À cette date, l’opérateur a mentionné vingt villes couvertes en 5G, dont cinq pour la région parisienne, à savoir Argenteuil, Boulogne-Billancourt, Montreuil, Saint-Denis et Versailles. Les quinze autres communes sont dispersées sur le reste du territoire, plutôt dans le nord et dans le sud du pays, là où la densité de population est élevée, afin de pouvoir atteindre un important vivier de clients potentiels.
Or, comme le montre la carte, il y a un décalage considérable entre la liste de Bouygues Telecom et sa carte. Des villes comme Évry ou Melun au sud seraient en fait desservies, mais aussi Créteil, Vitry-sur-Seine, Nanterre, Courbevoie, Poissy, Sartrouville, Cergy, Les Mureaux, Franconville,Sarcelles et des dizaines d’autres communes de plus petite envergure.
Questionné à ce sujet le 1er décembre, Bouygues Telecom n’a pour l’instant pas donné suite.

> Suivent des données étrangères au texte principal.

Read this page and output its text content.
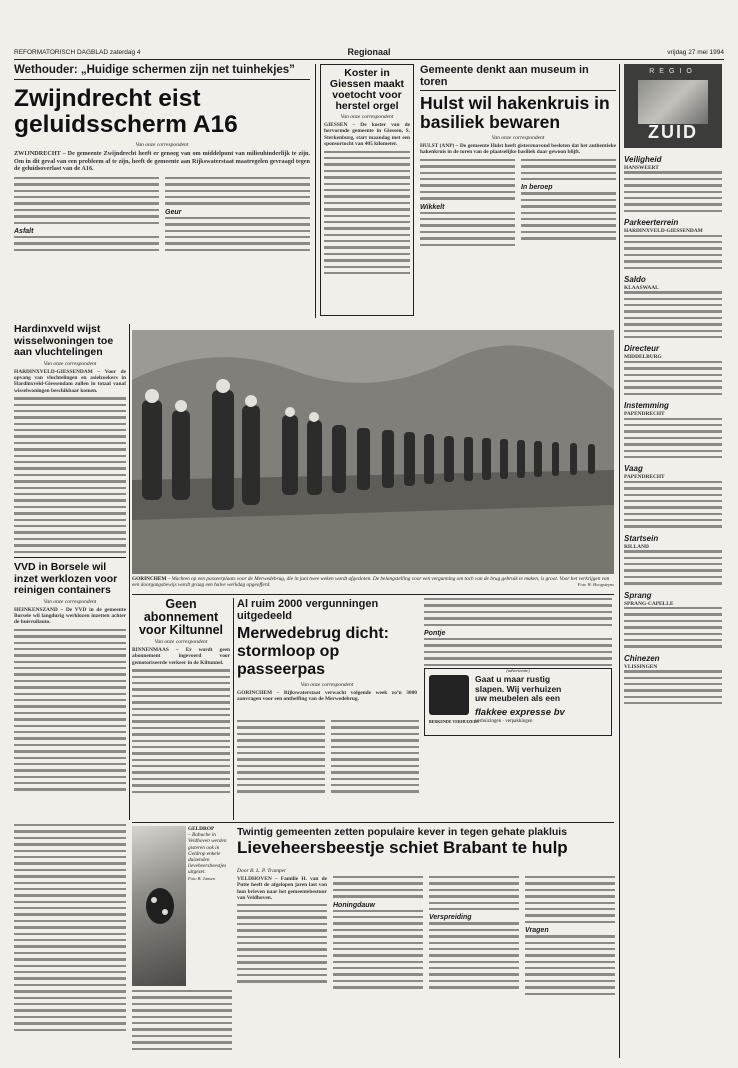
REFORMATORISCH DAGBLAD zaterdag 4	Regionaal	vrijdag 27 mei 1994
Wethouder: „Huidige schermen zijn net tuinhekjes”
Zwijndrecht eist geluidsscherm A16
Van onze correspondent
ZWIJNDRECHT – De gemeente Zwijndrecht heeft er genoeg van om middelpunt van milieuhinderlijk te zijn. Om in dit geval van een probleem af te zijn, heeft de gemeente aan Rijkswaterstaat maatregelen gevraagd tegen de geluidsoverlast van de A16.
Asfalt
Geur
Koster in Giessen maakt voetocht voor herstel orgel
Van onze correspondent
GIESSEN – De koster van de hervormde gemeente in Giessen, S. Sterkenburg, start maandag met een sponsortocht van 405 kilometer.
Gemeente denkt aan museum in toren
Hulst wil hakenkruis in basiliek bewaren
Van onze correspondent
HULST (ANP) – De gemeente Hulst heeft gisterenavond besloten dat het authentieke hakenkruis in de toren van de plaatselijke basiliek daar gewoon blijft.
Wikkelt
In beroep
REGIO
ZUID
Veiligheid
HANSWEERT
Parkeerterrein
HARDINXVELD-GIESSENDAM
Saldo
KLAASWAAL
Directeur
MIDDELBURG
Instemming
PAPENDRECHT
Vaag
PAPENDRECHT
Startsein
RILLAND
Sprang
SPRANG-CAPELLE
Chinezen
VLISSINGEN
Hardinxveld wijst wisselwoningen toe aan vluchtelingen
Van onze correspondent
HARDINXVELD-GIESSENDAM – Voor de opvang van vluchtelingen en asielzoekers in Hardinxveld-Giessendam zullen in totaal vanaf wisselwoningen beschikbaar komen.
GORINCHEM – Wachten op een passeerplaats voor de Merwedebrug, die in juni twee weken wordt afgesloten. De belangstelling voor een vergunning om toch van de brug gebruik te maken, is groot. Voor het verkrijgen van een doorgangsbewijs wordt graag een halve werkdag opgeofferd.	Foto W. Hoogsteyns
VVD in Borsele wil inzet werklozen voor reinigen containers
Van onze correspondent
HEINKENSZAND – De VVD in de gemeente Borsele wil langdurig werklozen inzetten achter de huisvuilauto.
Geen abonnement voor Kiltunnel
Van onze correspondent
BINNENMAAS – Er wordt geen abonnement ingevoerd voor gemotoriseerde verkeer in de Kiltunnel.
Al ruim 2000 vergunningen uitgedeeld
Merwedebrug dicht: stormloop op passeerpas
Van onze correspondent
GORINCHEM – Rijkswaterstaat verwacht volgende week zo’n 3000 aanvragen voor een ontheffing van de Merwedebrug.
Pontje
(advertentie)
Gaat u maar rustig
slapen. Wij verhuizen
uw meubelen als een
flakkee expresse bv
verhuizingen · verpakkingen
BERKENDE VERHUIZERS
Twintig gemeenten zetten populaire kever in tegen gehate plakluis
Lieveheersbeestje schiet Brabant te hulp
GELDROP
– Babuche in Veldhoven werden gisteren ook in Geldrop enkele duizenden lieveheersbeestjes uitgezet.
Foto B. Jansen
Door B. L. P. Tramper
VELDHOVEN – Familie H. van de Putte heeft de afgelopen jaren last van hun brieven naar het gemeentebestuur van Veldhoven.
Honingdauw
Verspreiding
Vragen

En France, le choix a été fait d’utiliser les fréquences allant de 3,4 à 3,8 gigahertz (GHz) pour acheminer la 5G. Cette bande dite de 3,5 GHz est la première à servir à l’ultra haut débit mobile. Mais à terme, d’autres seront aussi mobilisées, dans des portions du spectre qui n’ont jamais servi aux télécommunications, mais aussi en recyclant les fréquences de la 2G, 3G et 4G.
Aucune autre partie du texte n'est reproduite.